Não. O recesso é uma paralisação voluntária da empresa e pode ser entendido como um benefício. Já as férias são um direito trabalhista a cada 12 meses trabalhados. Seguem cursos distintos de modo que não são permitidos descontos nas férias em relação ao recesso.

Recesso é férias coletivas?

Previstas a partir do Art. 139 da CLT, as férias coletivas são concedidas simultaneamente para todos os funcionários da empresa ou de determinados setores.

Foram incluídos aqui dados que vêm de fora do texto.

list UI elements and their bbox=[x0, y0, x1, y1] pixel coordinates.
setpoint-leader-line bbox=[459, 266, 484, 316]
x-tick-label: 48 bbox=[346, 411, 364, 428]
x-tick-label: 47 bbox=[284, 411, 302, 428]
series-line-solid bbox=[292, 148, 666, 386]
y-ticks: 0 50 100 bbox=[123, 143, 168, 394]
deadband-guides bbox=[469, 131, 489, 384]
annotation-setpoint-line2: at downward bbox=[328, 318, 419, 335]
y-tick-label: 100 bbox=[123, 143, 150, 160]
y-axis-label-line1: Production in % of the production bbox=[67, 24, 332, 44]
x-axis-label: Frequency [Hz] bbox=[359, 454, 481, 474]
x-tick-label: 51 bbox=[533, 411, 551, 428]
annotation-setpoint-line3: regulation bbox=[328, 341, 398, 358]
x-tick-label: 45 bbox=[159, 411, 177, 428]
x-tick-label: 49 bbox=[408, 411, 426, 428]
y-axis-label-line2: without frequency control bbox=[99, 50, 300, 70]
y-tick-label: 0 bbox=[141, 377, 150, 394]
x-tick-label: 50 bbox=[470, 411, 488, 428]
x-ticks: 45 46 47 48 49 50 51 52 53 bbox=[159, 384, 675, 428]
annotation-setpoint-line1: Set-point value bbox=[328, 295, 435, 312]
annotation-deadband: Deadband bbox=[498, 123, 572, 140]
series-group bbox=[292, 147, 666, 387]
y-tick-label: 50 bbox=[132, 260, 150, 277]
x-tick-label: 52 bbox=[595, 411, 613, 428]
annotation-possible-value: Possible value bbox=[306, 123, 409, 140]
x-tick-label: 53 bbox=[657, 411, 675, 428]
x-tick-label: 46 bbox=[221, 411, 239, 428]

Diferentemente do recesso, para esse período a empresa deve pagar o acréscimo de ⅓ de férias no salário.

O empregador deve comunicar ao Ministério do Trabalho, com pelo menos 15 dias de antecedência, a data inicial e final das férias coletivas (microempresas ou de pequeno porte são dispensadas dessa obrigatoriedade). Essas datas podem ser fixadas por acordos ou convenções coletivas. Os sindicatos e os trabalhadores também devem ser avisados com pelo menos 15 dias de antecedência.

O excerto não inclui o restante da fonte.